Our world of applications has become much more complex than just SQL clients attaching to databases. A block-level denial of service might trigger middleware components to go off-line, bringing down some or all of an application’s availability. The more recent Force.com outage on July 10, 2012, was reported by InfoWorld’s Chris Kanaracus as based upon power outages affecting 3 primary North American instances. In that situation, the power outage probably exhausted available on-site UPS systems, and might not have had power generators, or sufficient fuel for the generators to supply power throughout the extended outage.
So we can presume in this case that we lost entire connectivity to one or two of the primary datacenters, due to the power outage. Because the entire Salesforce.com Application Store became unavailable to users, there must be an architectural fault in either redundancy of the systems providing the application catalog or portal, or those systems providing access to that portal (perhaps single sign-on, load-balancing, or home page websites). The dashboard log indicates that actual recovery was required for these systems, indicating that there was no redundant system available to take over the role of the system that had failed.

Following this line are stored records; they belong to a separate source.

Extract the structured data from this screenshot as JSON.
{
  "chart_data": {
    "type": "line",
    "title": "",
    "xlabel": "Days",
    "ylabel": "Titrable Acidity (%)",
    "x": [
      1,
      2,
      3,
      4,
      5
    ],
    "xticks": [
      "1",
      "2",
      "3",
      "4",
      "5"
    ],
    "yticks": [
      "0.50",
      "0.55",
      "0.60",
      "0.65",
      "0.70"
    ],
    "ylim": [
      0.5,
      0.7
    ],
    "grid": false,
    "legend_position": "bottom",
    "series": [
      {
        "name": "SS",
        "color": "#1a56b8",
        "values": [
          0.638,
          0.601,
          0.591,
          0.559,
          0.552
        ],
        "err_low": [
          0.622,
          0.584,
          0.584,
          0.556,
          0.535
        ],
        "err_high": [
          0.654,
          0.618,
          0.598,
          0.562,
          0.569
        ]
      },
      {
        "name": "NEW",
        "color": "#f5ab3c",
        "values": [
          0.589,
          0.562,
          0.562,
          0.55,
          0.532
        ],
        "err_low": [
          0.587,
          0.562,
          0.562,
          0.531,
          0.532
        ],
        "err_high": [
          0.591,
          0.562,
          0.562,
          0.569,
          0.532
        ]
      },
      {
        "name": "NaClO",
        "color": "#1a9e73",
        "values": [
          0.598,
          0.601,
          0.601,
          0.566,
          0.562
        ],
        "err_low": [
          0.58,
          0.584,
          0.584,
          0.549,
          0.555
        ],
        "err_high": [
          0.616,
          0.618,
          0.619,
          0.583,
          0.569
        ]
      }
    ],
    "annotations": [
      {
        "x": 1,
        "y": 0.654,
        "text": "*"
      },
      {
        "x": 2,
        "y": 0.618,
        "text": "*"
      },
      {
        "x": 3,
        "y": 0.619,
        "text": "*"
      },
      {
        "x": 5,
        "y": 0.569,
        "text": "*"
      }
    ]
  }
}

Also noted in Kanaracus’s article were the failure of shared infrastructure components between the non-production instances and Salesforce.com’s primary Application Store. This is unclear whether the components were non-critical shared elements, but their lack of availability did end up affecting availability of the entire application suite. Components that might fall into this shared category could be DNS (where hostname lookups failed), LDAP (sign-on authentication failed) or even a shared hardware switch (routing failures.)
When designing cloud architectures, the focus is not only load capacity and scalability, but also the elements of global availability and reliability based upon redundancy and/or re-purposing (the ability of a host to take over another host’s application services.) When protracting your disaster recovery scenarios, do not forget to include the basic elements such as point-of-entry appliances and firewalls, authentication systems, and even redundant monitoring to inform you when something has failed. And practice your disaster recovery under controlled conditions before the disasters happen. In other words, don’t forget to “pull the plug” and examine how to recover from it.
Oracle’s latest Engineered Systems offerings come packaged with real-time monitoring systems that attach you to this same Cloud of complexity. How will you begin recovery if your new Fusion Applications Exadata system becomes disconnected from My Oracle Support because your local Telco provider experiences a network outage? In this constantly changing world of technology, IOUG continues to pursue excellence in education to help you to maintain your ability to succeed even when your infrastructure is floating in the clouds.